As the Scriptures say, we must never do evil so that good may come from it.
Still, in point of fact, it is highly doubtful that the NeverTrumper objects to Trump from conscience. Although the typical NeverTrumper would have us think that it is his commitment to “limited government” and/or “Constitutional conservatism” that prevents him from voting for Trump, this is immediately seen for the lie that it is the moment we realize that these same NeverTrumpers have been enthusiastically advancing the interests of just those Republican politicians who for decades have been at least as wedded to Big Government as is Trump.
These NeverTrumpers have enthusiastically been supporting a party that, culturally, socially, economically, and politically, has facilitated America’s movement to the left. They have happily endorsed such faux conservatives as John McCain, Mitt Romney, and George W. Bush—all of whom have, if not always in rhetoric, in effect, advocated on behalf of policies that, from a conservative perspective, are often even more objectionable than some of Trump’s more objectionable stances.

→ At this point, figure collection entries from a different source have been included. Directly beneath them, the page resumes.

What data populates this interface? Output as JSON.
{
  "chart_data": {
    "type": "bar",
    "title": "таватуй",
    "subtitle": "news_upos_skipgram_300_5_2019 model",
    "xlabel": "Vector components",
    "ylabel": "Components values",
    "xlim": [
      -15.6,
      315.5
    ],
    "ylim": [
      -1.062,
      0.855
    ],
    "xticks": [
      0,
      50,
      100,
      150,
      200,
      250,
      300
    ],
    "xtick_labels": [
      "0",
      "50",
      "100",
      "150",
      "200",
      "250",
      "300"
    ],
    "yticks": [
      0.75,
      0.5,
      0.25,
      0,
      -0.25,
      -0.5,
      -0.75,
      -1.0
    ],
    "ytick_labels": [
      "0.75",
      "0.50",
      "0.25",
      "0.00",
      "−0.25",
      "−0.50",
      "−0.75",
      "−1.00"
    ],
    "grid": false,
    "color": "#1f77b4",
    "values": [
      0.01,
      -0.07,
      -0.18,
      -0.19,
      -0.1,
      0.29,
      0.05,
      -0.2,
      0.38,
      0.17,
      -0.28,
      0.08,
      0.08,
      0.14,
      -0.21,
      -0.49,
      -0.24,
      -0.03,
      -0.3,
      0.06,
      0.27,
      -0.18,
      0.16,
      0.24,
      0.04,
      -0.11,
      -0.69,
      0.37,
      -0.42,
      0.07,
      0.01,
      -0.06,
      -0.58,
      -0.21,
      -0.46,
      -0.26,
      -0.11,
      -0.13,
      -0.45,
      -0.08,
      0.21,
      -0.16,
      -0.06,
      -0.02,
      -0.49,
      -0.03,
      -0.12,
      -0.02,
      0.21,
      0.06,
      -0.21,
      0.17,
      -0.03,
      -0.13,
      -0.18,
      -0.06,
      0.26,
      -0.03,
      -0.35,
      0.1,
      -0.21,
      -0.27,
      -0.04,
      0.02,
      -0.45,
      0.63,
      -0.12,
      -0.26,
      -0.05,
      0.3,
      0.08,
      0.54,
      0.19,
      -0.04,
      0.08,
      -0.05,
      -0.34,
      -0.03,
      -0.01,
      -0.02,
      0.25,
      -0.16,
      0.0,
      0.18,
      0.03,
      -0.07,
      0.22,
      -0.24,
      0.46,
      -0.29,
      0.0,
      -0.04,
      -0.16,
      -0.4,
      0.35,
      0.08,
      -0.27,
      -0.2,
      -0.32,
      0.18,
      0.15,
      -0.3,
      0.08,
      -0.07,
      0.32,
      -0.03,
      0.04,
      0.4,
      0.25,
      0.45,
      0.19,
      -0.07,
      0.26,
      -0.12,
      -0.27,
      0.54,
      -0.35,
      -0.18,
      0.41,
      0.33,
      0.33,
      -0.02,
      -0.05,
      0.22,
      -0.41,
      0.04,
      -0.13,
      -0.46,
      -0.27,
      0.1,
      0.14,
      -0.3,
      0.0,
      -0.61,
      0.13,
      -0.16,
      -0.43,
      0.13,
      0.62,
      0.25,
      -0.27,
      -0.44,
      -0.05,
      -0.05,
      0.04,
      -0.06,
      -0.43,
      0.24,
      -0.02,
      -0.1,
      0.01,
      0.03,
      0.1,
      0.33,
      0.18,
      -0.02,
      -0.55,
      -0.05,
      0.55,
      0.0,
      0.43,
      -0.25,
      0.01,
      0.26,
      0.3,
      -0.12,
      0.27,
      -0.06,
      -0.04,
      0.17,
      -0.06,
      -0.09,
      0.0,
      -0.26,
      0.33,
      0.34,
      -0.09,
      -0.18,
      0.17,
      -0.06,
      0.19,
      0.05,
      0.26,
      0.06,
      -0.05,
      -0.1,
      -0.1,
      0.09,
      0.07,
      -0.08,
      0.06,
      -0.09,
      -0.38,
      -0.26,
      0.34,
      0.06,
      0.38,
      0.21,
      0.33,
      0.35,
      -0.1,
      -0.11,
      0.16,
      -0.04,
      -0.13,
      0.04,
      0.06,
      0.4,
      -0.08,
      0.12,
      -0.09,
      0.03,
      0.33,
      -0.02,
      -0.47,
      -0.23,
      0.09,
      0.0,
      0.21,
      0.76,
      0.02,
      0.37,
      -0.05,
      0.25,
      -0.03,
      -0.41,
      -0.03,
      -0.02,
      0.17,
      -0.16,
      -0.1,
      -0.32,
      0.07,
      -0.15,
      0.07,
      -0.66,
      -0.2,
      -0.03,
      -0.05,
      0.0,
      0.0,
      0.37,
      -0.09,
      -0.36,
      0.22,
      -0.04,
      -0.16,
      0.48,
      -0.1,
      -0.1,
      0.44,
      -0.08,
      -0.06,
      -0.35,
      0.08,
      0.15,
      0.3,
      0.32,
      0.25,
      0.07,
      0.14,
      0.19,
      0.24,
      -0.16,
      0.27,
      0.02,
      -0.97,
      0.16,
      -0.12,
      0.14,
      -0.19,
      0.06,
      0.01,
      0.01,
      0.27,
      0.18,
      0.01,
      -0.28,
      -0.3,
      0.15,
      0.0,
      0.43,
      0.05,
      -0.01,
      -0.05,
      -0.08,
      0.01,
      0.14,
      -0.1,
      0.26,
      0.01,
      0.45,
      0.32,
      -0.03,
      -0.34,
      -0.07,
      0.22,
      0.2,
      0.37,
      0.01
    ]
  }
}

The truth of the matter is that NeverTrumpers will never support him because Trump threatens the status quo. He threatens them professionally and, inasmuch as his foreign policy vision is at odds with the failed neoconservative vision that they’ve peddled all throughout the Bush II years to the present, he threatens them ideologically as well.
The NeverTrumpers actually would prefer Hillary to Trump.
From the juxtaposition of the relentlessness with which they attack Trump and their relative silence on Hillary, it is hard to infer any other conclusion.